A few weeks back we had the Administration crowing about a “strategic agreement” that had been signed by the U.S. and Afghan governments, even though that agreement did not provide any specifics about the type or level of commitment Afghanistan would receive from the U.S. It was simply an empty agreement to someday come to a specific agreement. Maybe.
CHICAGO — President Obama was struggling to balance the United States’ relationship with two crucial but difficult allies on Sunday, after a deal to reopen supply lines through Pakistan to Afghanistan fell apart just as Mr. Obama began talks on ending the NATO alliance’s combat role in the Afghan war.
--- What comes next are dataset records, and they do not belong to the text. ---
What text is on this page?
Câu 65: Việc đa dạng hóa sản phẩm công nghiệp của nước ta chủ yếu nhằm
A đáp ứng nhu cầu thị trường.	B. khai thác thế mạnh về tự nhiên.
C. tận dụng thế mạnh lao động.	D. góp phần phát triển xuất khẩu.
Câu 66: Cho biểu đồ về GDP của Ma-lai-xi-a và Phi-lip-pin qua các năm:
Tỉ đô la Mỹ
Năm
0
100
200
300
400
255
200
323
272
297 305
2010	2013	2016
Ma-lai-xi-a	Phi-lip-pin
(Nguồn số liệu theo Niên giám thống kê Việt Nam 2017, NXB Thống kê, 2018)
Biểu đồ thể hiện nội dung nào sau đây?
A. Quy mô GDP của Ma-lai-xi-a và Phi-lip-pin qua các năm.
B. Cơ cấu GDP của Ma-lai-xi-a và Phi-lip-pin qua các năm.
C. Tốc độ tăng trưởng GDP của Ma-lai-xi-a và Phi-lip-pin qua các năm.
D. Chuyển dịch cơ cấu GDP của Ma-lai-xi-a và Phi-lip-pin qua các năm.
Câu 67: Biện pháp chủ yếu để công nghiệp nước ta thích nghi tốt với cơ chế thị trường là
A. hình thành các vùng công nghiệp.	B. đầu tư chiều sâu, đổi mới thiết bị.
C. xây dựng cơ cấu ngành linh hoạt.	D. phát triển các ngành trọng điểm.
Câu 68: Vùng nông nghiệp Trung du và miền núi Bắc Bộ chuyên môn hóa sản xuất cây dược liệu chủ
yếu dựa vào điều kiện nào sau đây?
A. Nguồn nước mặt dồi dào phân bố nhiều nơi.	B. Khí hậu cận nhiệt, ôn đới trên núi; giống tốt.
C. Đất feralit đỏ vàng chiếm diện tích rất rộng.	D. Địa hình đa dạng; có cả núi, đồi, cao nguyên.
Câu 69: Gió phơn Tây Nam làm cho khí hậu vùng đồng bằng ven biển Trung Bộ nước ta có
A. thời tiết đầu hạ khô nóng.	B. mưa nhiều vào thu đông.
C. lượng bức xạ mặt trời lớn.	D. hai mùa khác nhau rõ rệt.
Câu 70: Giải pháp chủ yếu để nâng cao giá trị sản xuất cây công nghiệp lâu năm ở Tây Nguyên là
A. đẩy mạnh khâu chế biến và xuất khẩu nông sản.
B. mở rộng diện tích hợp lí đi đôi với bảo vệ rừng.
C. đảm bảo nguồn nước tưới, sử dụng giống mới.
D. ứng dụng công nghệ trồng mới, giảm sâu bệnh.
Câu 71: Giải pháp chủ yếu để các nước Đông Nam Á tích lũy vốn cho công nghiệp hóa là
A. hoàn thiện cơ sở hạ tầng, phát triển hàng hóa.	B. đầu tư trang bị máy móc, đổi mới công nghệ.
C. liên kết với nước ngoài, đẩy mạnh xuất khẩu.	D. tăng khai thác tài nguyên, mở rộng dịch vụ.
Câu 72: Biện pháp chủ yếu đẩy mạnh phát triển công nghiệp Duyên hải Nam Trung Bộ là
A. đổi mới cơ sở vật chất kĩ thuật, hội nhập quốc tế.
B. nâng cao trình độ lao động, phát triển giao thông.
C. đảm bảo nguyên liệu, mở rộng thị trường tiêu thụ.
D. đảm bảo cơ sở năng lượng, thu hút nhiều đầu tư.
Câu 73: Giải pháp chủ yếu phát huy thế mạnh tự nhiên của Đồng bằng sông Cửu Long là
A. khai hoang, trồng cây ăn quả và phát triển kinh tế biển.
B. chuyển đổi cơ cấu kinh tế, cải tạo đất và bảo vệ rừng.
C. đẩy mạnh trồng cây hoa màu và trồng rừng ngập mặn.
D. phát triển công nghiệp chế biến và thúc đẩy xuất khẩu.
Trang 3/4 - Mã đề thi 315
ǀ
American officials said the main sticking point was the amount NATO would pay for each truck carrying supplies from Karachi, on Pakistan’s Arabian Sea coast, to the Afghan border. Before the closing, the payment per truck was about $250. Pakistan is now asking for “upward of $5,000” for each truck, another American official said.
Considering the huge proportion of supplies that had previously flowed through Pakistan to U.S. forces in Afghanistan, this is no small matter.
The fact that Pakistan is now demanding twenty times the previous amount for each truck is an obvious non-starter and shows just how hostile the Pakistanis are at this point.
In the NYT article by David Sanger, Obama is playing a political game with the lives of U.S. forces:
By early 2011, Mr. Obama had seen enough. He told his staff to arrange a speedy, orderly exit from Afghanistan. This time there would be no announced national security meetings, no debates with the generals. Even Defense Secretary Robert M. Gates and Secretary of State Hillary Rodham Clinton were left out until the final six weeks.
The key decisions had essentially been made already when Gen. David H. Petraeus, in his last months as commander in Afghanistan, arrived in Washington with a set of options for the president that called for a slow withdrawal of surge troops. He wanted to keep as many troops as possible in Afghanistan through the next fighting season, with a steep drop to follow. Mr. Obama concluded that the Pentagon had not internalized that the goal was not to defeat the Taliban. He said he “believed that we had a more limited set of objectives that could be accomplished by bringing the military out at a faster clip,” an aide reported.
After a short internal debate, Mr. Gates and Mrs. Clinton came up with a different option: end the surge by September 2012 — after the summer fighting season, but before the election. Mr. Obama concurred. But he was placing an enormous bet: his goals now focus largely on finishing off Al Qaeda and keeping Pakistan’s nuclear weapons from going astray. Left unclear is how America will respond if a Taliban resurgence takes over wide swathes of the country America invaded in 2001 and plans to largely depart 13 years later.
None of this is a surprise to TCJ readers. There has never been a doubt that Obama was essentially going through the motions in Afghanistan. Nonetheless, it is surprising to see the Statist flagship paper stating it so plainly.